His strong preference, he said, would be to locate Decopolis downtown, perhaps even in the Brady district, where so many other museums are being planned, including the Cain's Ballroom Museum and Oklahoma Pop, a state Historical Society project that will focus on Oklahoma's contributions to American popular culture.
Franklin already has begun communicating with local collectors who have pieces they might be willing to have displayed at Decopolis. He was happy to discover that many Tulsans have salvaged elements of Art Deco architecture from downtown buildings that long ago fell victim to the wrecking ball.
"I've been talking with different people and collectors, and seeing what they have from old buildings around town," he said, adding that he recently visited with a man who had kept an Art Deco bank teller window from a demolished building.
And during a recent visit with one of his art clients, Franklin said he discovered the man had a massive collection of model cars, trucks and tractors from the 1930s--enough to fill several rooms, he said.

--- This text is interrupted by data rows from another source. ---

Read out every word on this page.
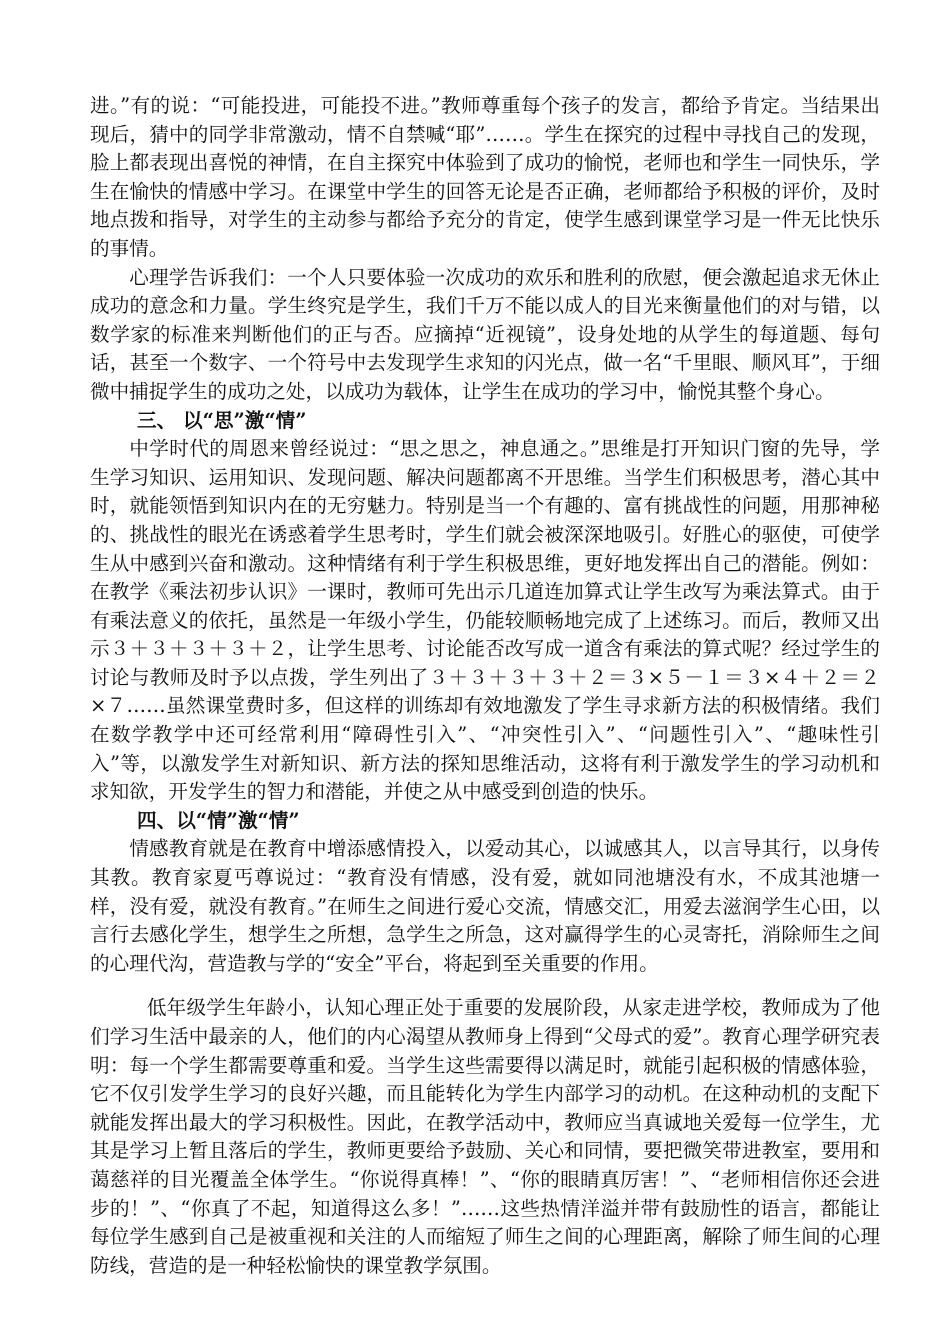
进。”有的说：“可能投进，可能投不进。”教师尊重每个孩子的发言，都给予肯定。当结果出现后，猜中的同学非常激动，情不自禁喊“耶”……。学生在探究的过程中寻找自己的发现，脸上都表现出喜悦的神情，在自主探究中体验到了成功的愉悦，老师也和学生一同快乐，学生在愉快的情感中学习。在课堂中学生的回答无论是否正确，老师都给予积极的评价，及时地点拨和指导，对学生的主动参与都给予充分的肯定，使学生感到课堂学习是一件无比快乐的事情。

心理学告诉我们：一个人只要体验一次成功的欢乐和胜利的欣慰，便会激起追求无休止成功的意念和力量。学生终究是学生，我们千万不能以成人的目光来衡量他们的对与错，以数学家的标准来判断他们的正与否。应摘掉“近视镜”，设身处地的从学生的每道题、每句话，甚至一个数字、一个符号中去发现学生求知的闪光点，做一名“千里眼、顺风耳”，于细微中捕捉学生的成功之处，以成功为载体，让学生在成功的学习中，愉悦其整个身心。

三、 以“思”激“情”

中学时代的周恩来曾经说过：“思之思之，神息通之。”思维是打开知识门窗的先导，学生学习知识、运用知识、发现问题、解决问题都离不开思维。当学生们积极思考，潜心其中时，就能领悟到知识内在的无穷魅力。特别是当一个有趣的、富有挑战性的问题，用那神秘的、挑战性的眼光在诱惑着学生思考时，学生们就会被深深地吸引。好胜心的驱使，可使学生从中感到兴奋和激动。这种情绪有利于学生积极思维，更好地发挥出自己的潜能。例如：在教学《乘法初步认识》一课时，教师可先出示几道连加算式让学生改写为乘法算式。由于有乘法意义的依托，虽然是一年级小学生，仍能较顺畅地完成了上述练习。而后，教师又出示３＋３＋３＋３＋２，让学生思考、讨论能否改写成一道含有乘法的算式呢？经过学生的讨论与教师及时予以点拨，学生列出了３＋３＋３＋３＋２＝３×５－１＝３×４＋２＝２×７……虽然课堂费时多，但这样的训练却有效地激发了学生寻求新方法的积极情绪。我们在数学教学中还可经常利用“障碍性引入”、“冲突性引入”、“问题性引入”、“趣味性引入”等，以激发学生对新知识、新方法的探知思维活动，这将有利于激发学生的学习动机和求知欲，开发学生的智力和潜能，并使之从中感受到创造的快乐。

四、以“情”激“情”

情感教育就是在教育中增添感情投入，以爱动其心，以诚感其人，以言导其行，以身传其教。教育家夏丐尊说过：“教育没有情感，没有爱，就如同池塘没有水，不成其池塘一样，没有爱，就没有教育。”在师生之间进行爱心交流，情感交汇，用爱去滋润学生心田，以言行去感化学生，想学生之所想，急学生之所急，这对赢得学生的心灵寄托，消除师生之间的心理代沟，营造教与学的“安全”平台，将起到至关重要的作用。

低年级学生年龄小，认知心理正处于重要的发展阶段，从家走进学校，教师成为了他们学习生活中最亲的人，他们的内心渴望从教师身上得到“父母式的爱”。教育心理学研究表明：每一个学生都需要尊重和爱。当学生这些需要得以满足时，就能引起积极的情感体验，它不仅引发学生学习的良好兴趣，而且能转化为学生内部学习的动机。在这种动机的支配下就能发挥出最大的学习积极性。因此，在教学活动中，教师应当真诚地关爱每一位学生，尤其是学习上暂且落后的学生，教师更要给予鼓励、关心和同情，要把微笑带进教室，要用和蔼慈祥的目光覆盖全体学生。“你说得真棒！”、“你的眼睛真厉害！”、“老师相信你还会进步的！”、“你真了不起，知道得这么多！”……这些热情洋溢并带有鼓励性的语言，都能让每位学生感到自己是被重视和关注的人而缩短了师生之间的心理距离，解除了师生间的心理防线，营造的是一种轻松愉快的课堂教学氛围。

"If we could get a space in short order, we could have a great museum just with those kinds of things," he said. "What better a fit for Tulsa, which is known the world over for its Art Deco collection of buildings."
The organization's first public event, the Deco Ball, is scheduled for the Crystal Ballroom at the recently reopened Mayo Hotel and Luxury Apartments on Saturday, Nov. 14. Franklin described the ball as the launch of the museum's fundraising and awareness campaign.